At his home, Jimmy stands at a window and looks out over the beach. He’s joined by Angela, and they watch a fat man sunbathing for a few moments. Jimmy observes that the man’s just enjoying a nice, carefree afternoon. Angela suggests he grab a blanket and join him before she goes to put some flowers in a vase. Jimmy tells her he has to leave town for a few days, and then wonders why she doesn’t immediately ask him why. She says she trusts him, and if he wants her to know, he’ll tell her.

Jimmy says he knows she’s not happy, but he wants to make it up to her and be the person she wants him to be. Angela takes that in, and then tells Jimmy a bad joke she heard that day. They chuckle, and then she kisses him and suggests a little pre-roadtrip sex.

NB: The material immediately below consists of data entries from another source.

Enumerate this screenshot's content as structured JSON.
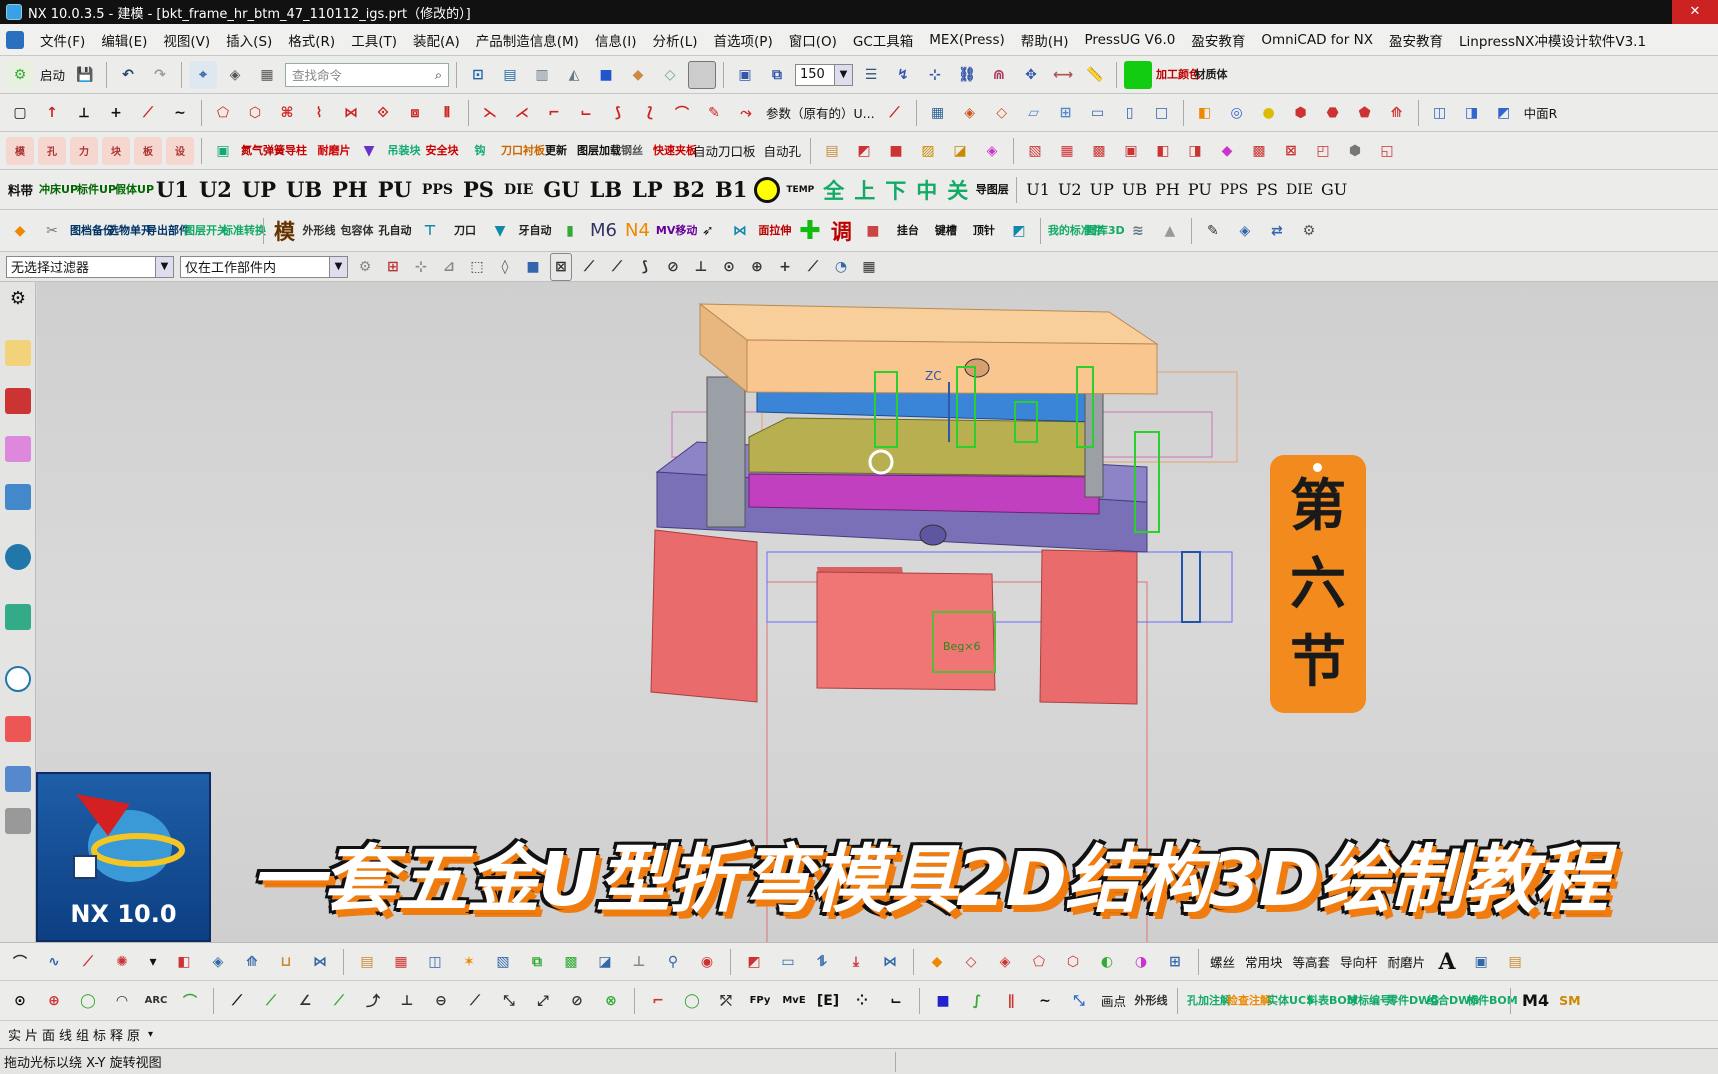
{
  "window": {
    "title": "NX 10.0.3.5 - 建模 - [bkt_frame_hr_btm_47_110112_igs.prt（修改的）]"
  },
  "menu": [
    "文件(F)",
    "编辑(E)",
    "视图(V)",
    "插入(S)",
    "格式(R)",
    "工具(T)",
    "装配(A)",
    "产品制造信息(M)",
    "信息(I)",
    "分析(L)",
    "首选项(P)",
    "窗口(O)",
    "GC工具箱",
    "MEX(Press)",
    "帮助(H)",
    "PressUG V6.0",
    "盈安教育",
    "OmniCAD for NX",
    "盈安教育",
    "LinpressNX冲模设计软件V3.1"
  ],
  "toolbar1": {
    "start_label": "启动",
    "search_placeholder": "查找命令",
    "zoom_value": "150",
    "right_labels": [
      "加工颜色",
      "材质体"
    ]
  },
  "toolbar2": {
    "param_label": "参数（原有的）U...",
    "right_label": "中面R"
  },
  "toolbar3": {
    "labels": [
      "自动刀口板",
      "自动孔"
    ],
    "small_labels": [
      "氮气弹簧",
      "导柱",
      "耐磨片",
      "吊装块",
      "安全块",
      "钩",
      "刀口衬板",
      "更新",
      "图层加载",
      "钢丝",
      "快速夹板"
    ]
  },
  "toolbar4": {
    "labels": [
      "料带",
      "冲床UP",
      "标件UP",
      "假体UP",
      "U1",
      "U2",
      "UP",
      "UB",
      "PH",
      "PU",
      "PPS",
      "PS",
      "DIE",
      "GU",
      "LB",
      "LP",
      "B2",
      "B1",
      "TEMP",
      "全",
      "上",
      "下",
      "中",
      "关",
      "导图层"
    ],
    "right_labels": [
      "U1",
      "U2",
      "UP",
      "UB",
      "PH",
      "PU",
      "PPS",
      "PS",
      "DIE",
      "GU"
    ]
  },
  "toolbar5": {
    "labels": [
      "图档备份",
      "选物单开",
      "导出部件",
      "图层开关",
      "标准转换",
      "模",
      "外形线",
      "包容体",
      "孔自动",
      "刀口",
      "牙自动",
      "M6",
      "N4",
      "MV移动",
      "面拉伸",
      "调",
      "挂台",
      "键槽",
      "顶针",
      "我的标准件",
      "图库3D"
    ]
  },
  "filters": {
    "type_filter": "无选择过滤器",
    "scope_filter": "仅在工作部件内"
  },
  "viewport": {
    "axis_label": "ZC",
    "part_label": "Beg×6"
  },
  "overlay": {
    "logo_text": "NX 10.0",
    "badge_chars": [
      "第",
      "六",
      "节"
    ],
    "title": "一套五金U型折弯模具2D结构3D绘制教程"
  },
  "bottom1": {
    "labels": [
      "螺丝",
      "常用块",
      "等高套",
      "导向杆",
      "耐磨片"
    ]
  },
  "bottom2": {
    "labels": [
      "画点",
      "外形线",
      "孔加注解",
      "检查注解",
      "实体UCS",
      "料表BOM",
      "球标编号",
      "零件DWG",
      "组合DWG",
      "标件BOM",
      "M4",
      "SM"
    ]
  },
  "bottom3": {
    "text": "实片面线组标释原"
  },
  "status": {
    "message": "拖动光标以绕 X-Y 旋转视图"
  },
  "colors": {
    "accent_orange": "#f28a1e",
    "nx_blue": "#1e5ea8"
  }
}
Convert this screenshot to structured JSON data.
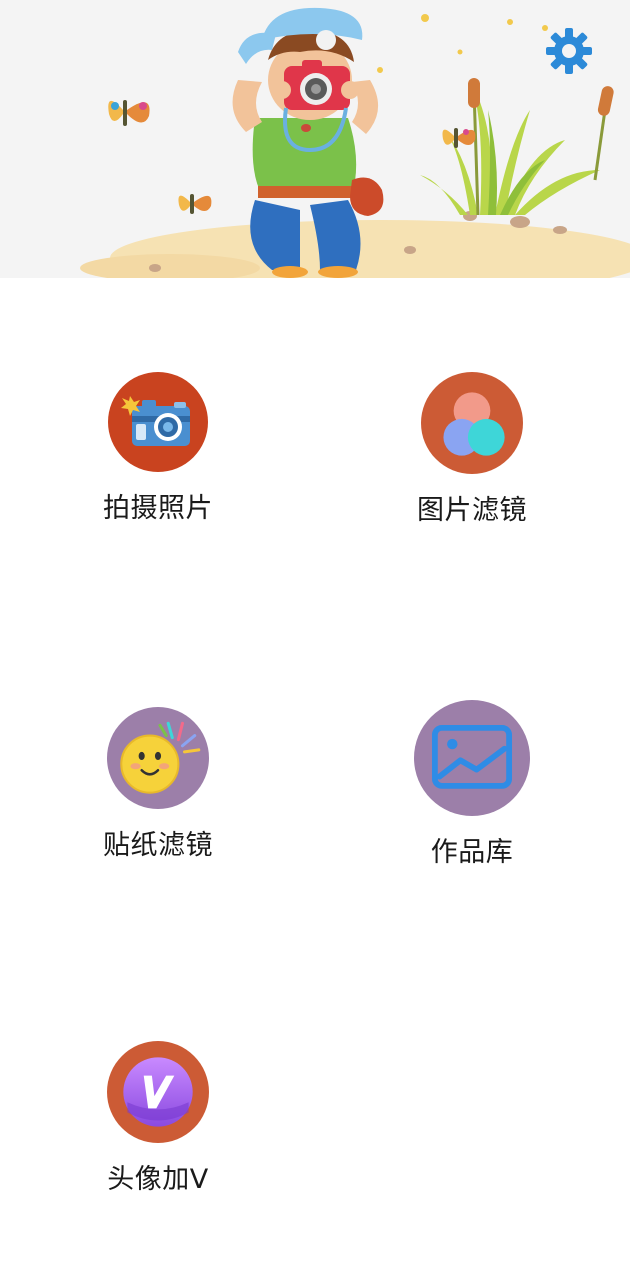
{
  "header": {
    "banner_icon": "boy-with-camera-illustration",
    "settings_icon": "gear-icon",
    "accent_color": "#2c8ad8"
  },
  "features": [
    {
      "key": "take-photo",
      "label": "拍摄照片",
      "icon": "camera-icon",
      "bg": "#c9431f"
    },
    {
      "key": "photo-filter",
      "label": "图片滤镜",
      "icon": "color-circles-icon",
      "bg": "#cc5b35"
    },
    {
      "key": "sticker-filter",
      "label": "贴纸滤镜",
      "icon": "smiley-sticker-icon",
      "bg": "#9c7fa9"
    },
    {
      "key": "gallery",
      "label": "作品库",
      "icon": "picture-frame-icon",
      "bg": "#9c7fa9"
    },
    {
      "key": "avatar-v",
      "label": "头像加V",
      "icon": "v-badge-icon",
      "bg": "#cc5b35"
    }
  ]
}
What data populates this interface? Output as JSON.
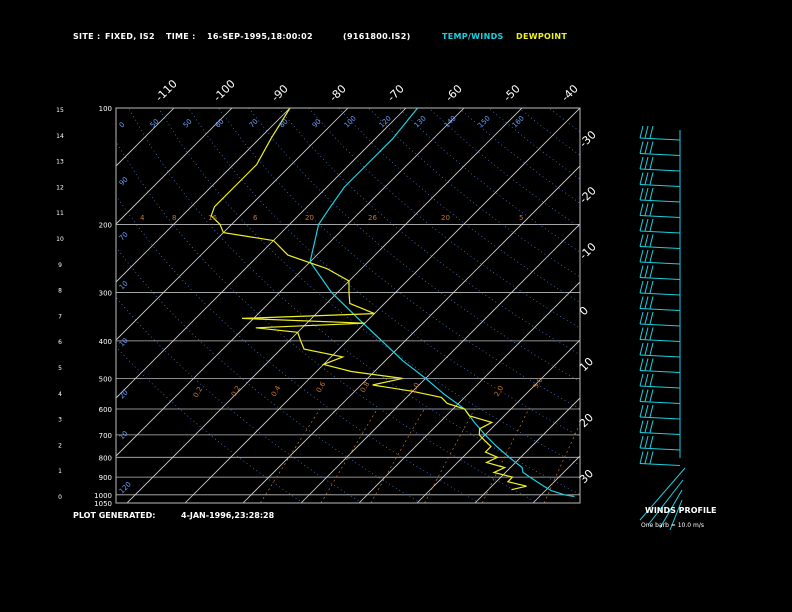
{
  "header": {
    "site_label": "SITE :",
    "site_value": "FIXED, IS2",
    "time_label": "TIME :",
    "time_value": "16-SEP-1995,18:00:02",
    "file_value": "(9161800.IS2)",
    "legend_temp": "TEMP/WINDS",
    "legend_dew": "DEWPOINT"
  },
  "footer": {
    "generated_label": "PLOT GENERATED:",
    "generated_value": "4-JAN-1996,23:28:28",
    "winds_title": "WINDS PROFILE",
    "winds_note": "One barb = 10.0 m/s"
  },
  "colors": {
    "temperature": "#19d0e0",
    "dewpoint": "#f0f020",
    "background": "#000000",
    "isotherm": "#d8d8d8",
    "mixing_ratio": "#c8732a",
    "dry_adiabat": "#4a7fd8"
  },
  "chart_data": {
    "type": "line",
    "subtype": "skew-T log-P",
    "pressure_ticks": [
      "100",
      "200",
      "300",
      "400",
      "500",
      "600",
      "700",
      "800",
      "900",
      "1000",
      "1050"
    ],
    "height_ticks": [
      "0",
      "1",
      "2",
      "3",
      "4",
      "5",
      "6",
      "7",
      "8",
      "9",
      "10",
      "11",
      "12",
      "13",
      "14",
      "15"
    ],
    "temp_ticks_top": [
      "-110",
      "-100",
      "-90",
      "-80",
      "-70",
      "-60",
      "-50",
      "-40"
    ],
    "temp_ticks_right": [
      "-30",
      "-20",
      "-10",
      "0",
      "10",
      "20",
      "30"
    ],
    "mixing_ratio_labels": [
      "4",
      "8",
      "16",
      "6",
      "20",
      "26",
      "20",
      "5"
    ],
    "adiabat_labels_top": [
      "0",
      "50",
      "50",
      "60",
      "70",
      "80",
      "90",
      "100",
      "120",
      "130",
      "140",
      "150",
      "160"
    ],
    "adiabat_labels_left": [
      "90",
      "70",
      "10",
      "10",
      "20",
      "10",
      "120",
      "130"
    ],
    "inner_labels": [
      "0.2",
      "0.2",
      "0.4",
      "0.6",
      "0.8",
      "1.0",
      "2.0",
      "5.0"
    ],
    "ylim_pressure": [
      1050,
      100
    ],
    "series": [
      {
        "name": "TEMP/WINDS",
        "pressure": [
          1010,
          1000,
          975,
          950,
          925,
          900,
          875,
          850,
          800,
          750,
          700,
          650,
          600,
          550,
          500,
          450,
          400,
          350,
          300,
          250,
          200,
          180,
          160,
          140,
          120,
          100
        ],
        "temperature": [
          26,
          24,
          21,
          19,
          17,
          15,
          13,
          12,
          8,
          4,
          0,
          -4,
          -8,
          -14,
          -20,
          -27,
          -34,
          -42,
          -51,
          -60,
          -65,
          -66,
          -67,
          -67,
          -67,
          -68
        ]
      },
      {
        "name": "DEWPOINT",
        "pressure": [
          970,
          950,
          925,
          900,
          875,
          850,
          825,
          800,
          775,
          750,
          725,
          700,
          675,
          650,
          625,
          600,
          580,
          560,
          540,
          520,
          500,
          480,
          460,
          440,
          420,
          400,
          380,
          370,
          360,
          350,
          340,
          320,
          300,
          280,
          260,
          240,
          220,
          210,
          200,
          190,
          180,
          160,
          140,
          120,
          100
        ],
        "temperature": [
          14,
          16,
          12,
          12,
          8,
          9,
          5,
          6,
          3,
          3,
          1,
          -1,
          -2,
          -1,
          -6,
          -8,
          -12,
          -14,
          -20,
          -28,
          -24,
          -34,
          -40,
          -38,
          -46,
          -48,
          -50,
          -58,
          -40,
          -62,
          -40,
          -46,
          -48,
          -50,
          -56,
          -65,
          -70,
          -80,
          -82,
          -85,
          -86,
          -86,
          -86,
          -88,
          -90
        ]
      }
    ]
  }
}
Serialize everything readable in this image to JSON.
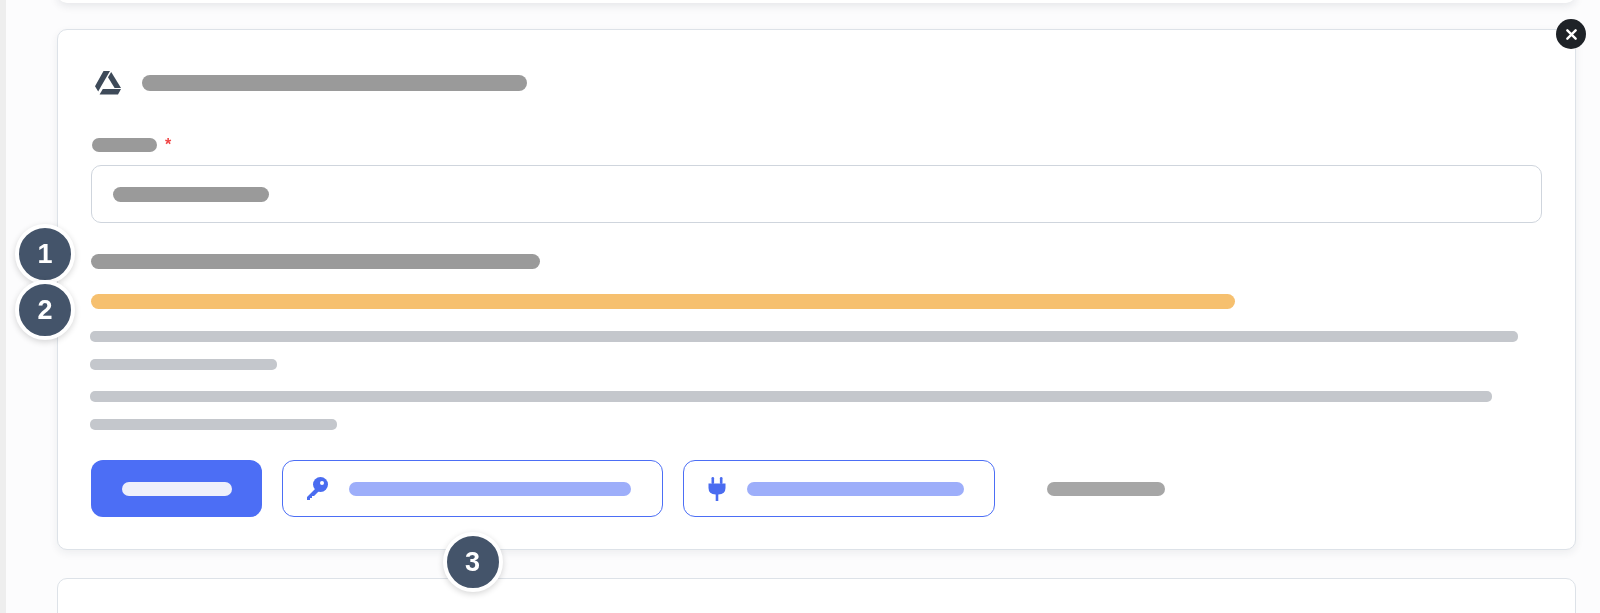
{
  "card": {
    "field": {
      "required_mark": "*"
    },
    "lines": [
      {
        "kind": "heading",
        "step": "1"
      },
      {
        "kind": "warning",
        "step": "2"
      },
      {
        "kind": "body"
      },
      {
        "kind": "body"
      }
    ],
    "actions": [
      {
        "kind": "primary"
      },
      {
        "kind": "outline",
        "step": "3"
      },
      {
        "kind": "outline"
      },
      {
        "kind": "link"
      }
    ]
  }
}
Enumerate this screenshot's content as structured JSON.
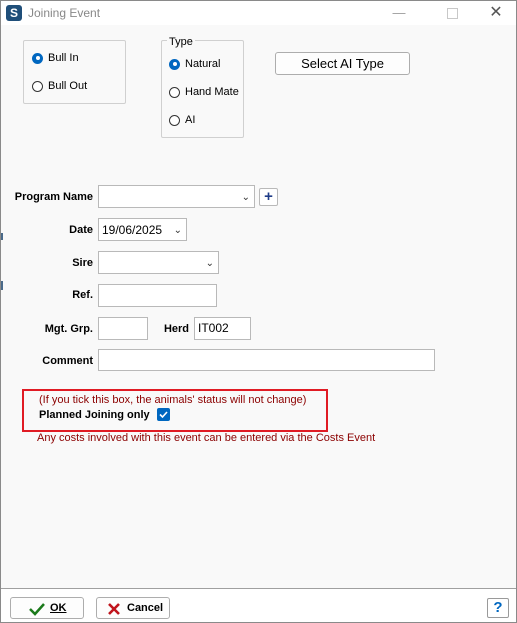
{
  "window": {
    "title": "Joining Event",
    "app_icon": "S"
  },
  "bull_group": {
    "options": [
      {
        "label": "Bull In",
        "mnemonic": "I",
        "checked": true
      },
      {
        "label": "Bull Out",
        "mnemonic": "O",
        "checked": false
      }
    ]
  },
  "type_group": {
    "title": "Type",
    "options": [
      {
        "label": "Natural",
        "mnemonic": "N",
        "checked": true
      },
      {
        "label": "Hand Mate",
        "mnemonic": "H",
        "checked": false
      },
      {
        "label": "AI",
        "mnemonic": "A",
        "checked": false
      }
    ]
  },
  "select_ai_button": "Select AI Type",
  "fields": {
    "program_name": {
      "label": "Program Name",
      "value": ""
    },
    "date": {
      "label": "Date",
      "value": "19/06/2025"
    },
    "sire": {
      "label": "Sire",
      "value": ""
    },
    "ref": {
      "label": "Ref.",
      "value": ""
    },
    "mgt_grp": {
      "label": "Mgt. Grp.",
      "value": ""
    },
    "herd": {
      "label": "Herd",
      "value": "IT002"
    },
    "comment": {
      "label": "Comment",
      "value": ""
    }
  },
  "planned": {
    "hint": "(If you tick this box, the animals' status will not change)",
    "label": "Planned Joining only",
    "checked": true
  },
  "costs_note": "Any costs involved with this event can be entered via the Costs Event",
  "footer": {
    "ok_label": "OK",
    "cancel_label": "Cancel",
    "help_label": "?"
  },
  "colors": {
    "accent": "#0067c0",
    "hint_text": "#8b0000",
    "highlight_box": "#e01b24"
  }
}
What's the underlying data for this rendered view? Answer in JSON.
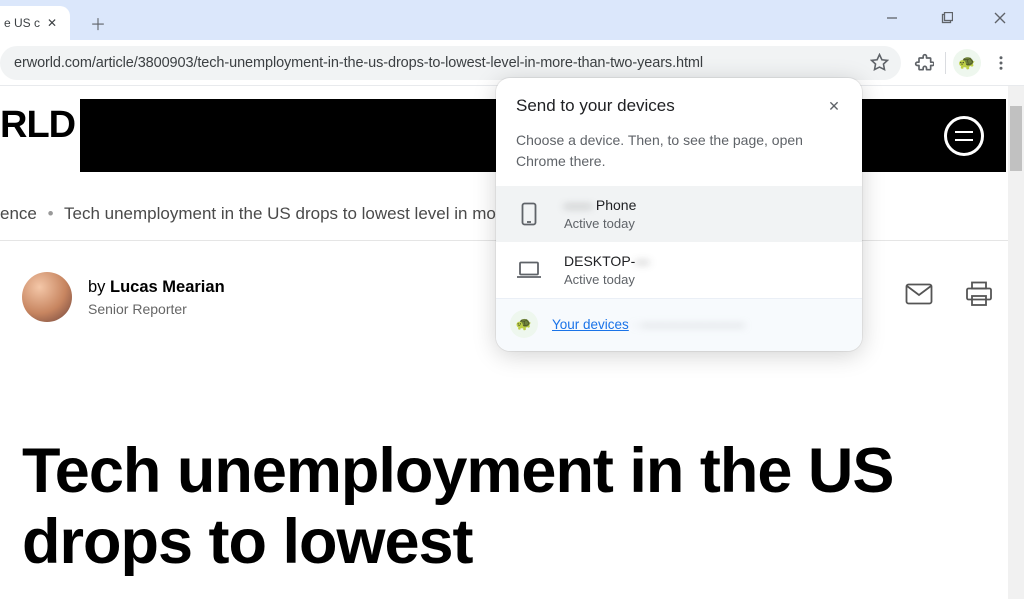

Nucky and Margaret are back at the children’s hospital, meeting with the doctor, who has grave news: Emily had spinal polio and will likely be paralyzed for life. Nucky takes Margaret’s hand, and she rouses herself from her horrified stupor to ask the doctor if the daughter he told her about during their last trip there prayed for Emily. The doctor gently tells her he’s sure she did. Nucky asks what the next step is. The doctor says they’ll measure Emily for braces, then send her home, and when she’s ready, they’ll start therapy. Nucky looks sympathetically at Margaret, who looks back at him in a slightly more hostile manner.

Back home, Teddy pulls a picture of his family—Margaret, little Teddy, baby Emily, and Hans—out of a keepsake box he keeps under the bed. He looks at it for a moment, then tucks it away with his new baseball and slides it back under the bed.

Angela’s fast asleep in bed when Manny walks in (right through the unlocked front door!), gun out, looking for Jimmy. He enters the bedroom, walks over to the bed, claps a hand over her mouth, and drags her out of bed. In the bathroom, the shower is suddenly turned off, and as soon as a figure emerges, Manny shoots. But it’s not Jimmy coming out of the shower, it’s Angela’s latest girlfriend, that novelist she met on the beach. Gotcha, Manny! Farewell, proto-hipster-girl, we hardly knew ye, and kind of didn’t want to anyway. Manny’s so surprised he releases Angela, who races to her dead lover’s side. She’s seriously got the kiss of death with girlfriends, doesn’t she? Manny recovers himself and asks her where Jimmy is. Angela sobs that he’s not there. She begs Manny not to kill her, because she’s got a little boy. Manny tells her to remember that her husband did this to her, and then he raises the gun and fires, killing Angela. Well, damn, I didn’t see that coming. I didn’t really like Angela much, but I wouldn’t have wished that on her. Fare the well, token lesbian! Whatever will HBO do for scintillation now?

Jimmy, meanwhile, is on the road, heading back toPrinceton. Yep, those eating clubs will surely buy up all that hooch, Jimmy, don’t you worry!